2nd Lieutenant, Northumberland Fusiliers
Aged 12.1, Class II-Middle: 'Bright, cheerful and of good tone. Has worked well'
Leslie Wallace Ablett was born 9 June 1897, the son of John Joseph and Caroline Ablett (nee Church) of Streatham. John was a buyer of wholesale drapery and with Caroline he had two sons, born ten years apart. Leslie was born in Withington in Lancashire (now a suburb of Manchester) and was baptised at St Catherine's Church, Hatcham, near Nunhead in London. The family had origins in Runcorn in Cheshire and before that to Kennington in London.
In 1897 the family lived at 327 Ivydale Road, Hatcham, near Nunhead; in 1901 they lived at Rye Hill Park, Camberwell; and by 1911 they had moved to Eardley Road in Streatham. By the time Leslie was killed in 1917 his address for probate was 172 Portobello Road, Notting Hill. Leslie attended Alleyn’s from 1908 to 1913, having previously attended Streatham High School. His occupation on leaving school aged 16 was a clerk.

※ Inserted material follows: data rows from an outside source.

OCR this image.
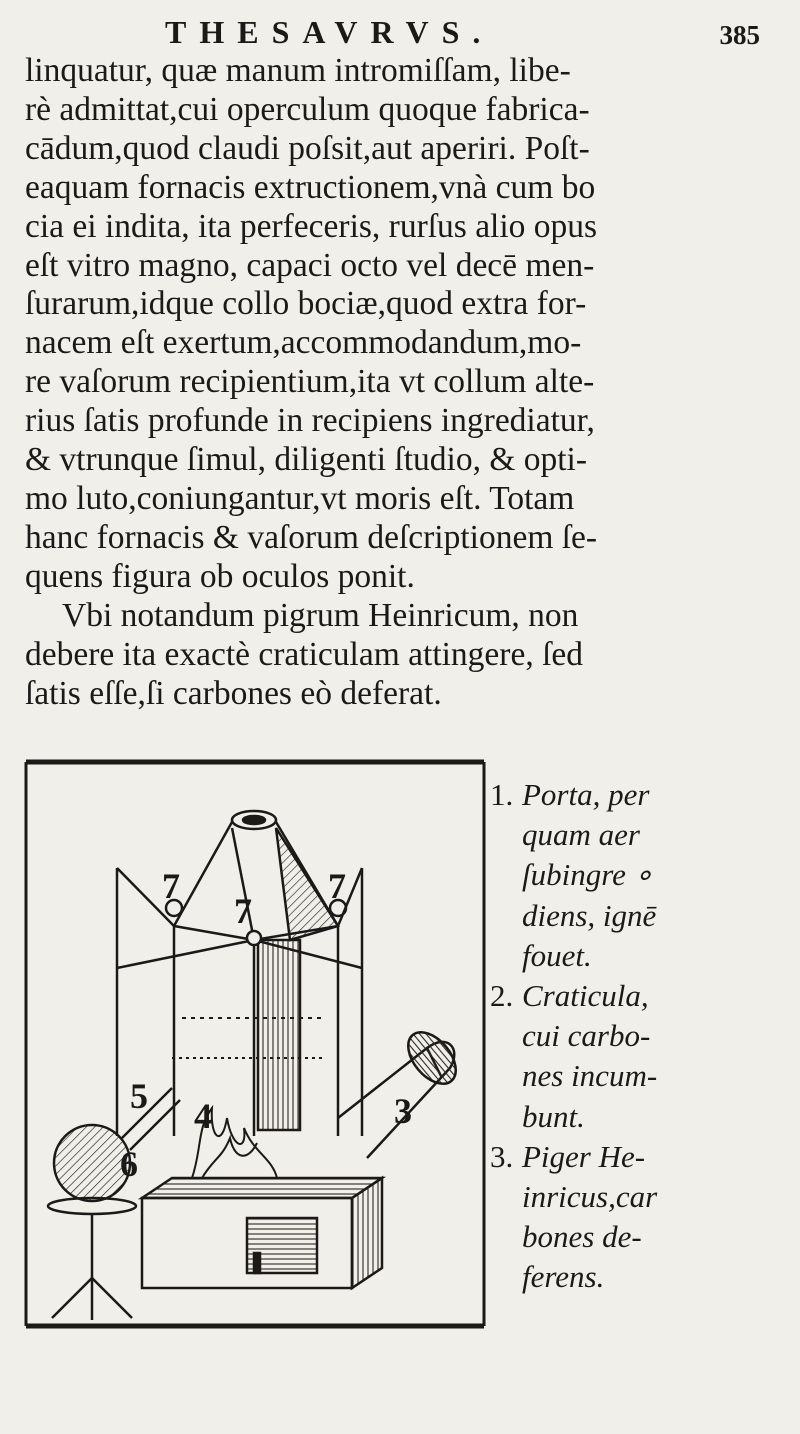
THESAVRVS.	385

linquatur, quæ manum intromiſſam, libe-
rè admittat,cui operculum quoque fabrica-
cādum,quod claudi poſsit,aut aperiri. Poſt-
eaquam fornacis extructionem,vnà cum bo
cia ei indita, ita perfeceris, rurſus alio opus
eſt vitro magno, capaci octo vel decē men-
ſurarum,idque collo bociæ,quod extra for-
nacem eſt exertum,accommodandum,mo-
re vaſorum recipientium,ita vt collum alte-
rius ſatis profunde in recipiens ingrediatur,
& vtrunque ſimul, diligenti ſtudio, & opti-
mo luto,coniungantur,vt moris eſt. Totam
hanc fornacis & vaſorum deſcriptionem ſe-
quens figura ob oculos ponit.

Vbi notandum pigrum Heinricum, non
debere ita exactè craticulam attingere, ſed
ſatis eſſe,ſi carbones eò deferat.

7
7
7
5 4
6
3
1. Porta, per
quam aer
ſubingre ∘
diens, ignē
fouet.
2. Craticula,
cui carbo-
nes incum-
bunt.
3. Piger He-
inricus,car
bones de-
ferens.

After the outbreak of the First World War, Leslie enlisted in the British Expeditionary Force as a rifleman and joined the 28 Company of London (Artists Regiment) of the Northumberland Fusiliers, the second largest Regiment in the British Army. During his time overseas, he saw service in France and Flanders and was involved in a number of major British operations. Leslie was killed in action during the fierce fighting that took place during the Third Battle of Ypres in 1917.
He was killed on 15th October as the BEF slowly advanced towards Passchendaele during the second phase of battle and he is commemorated on the Tyne Cot Memorial. His School house records incorrectly indicate he was buried at Reutel, East of Ypres. In fact his body was only found in 2018 and he was buried on 17th November 2021 at Tyne Cot cemetery in Belgium, 104 years after he died.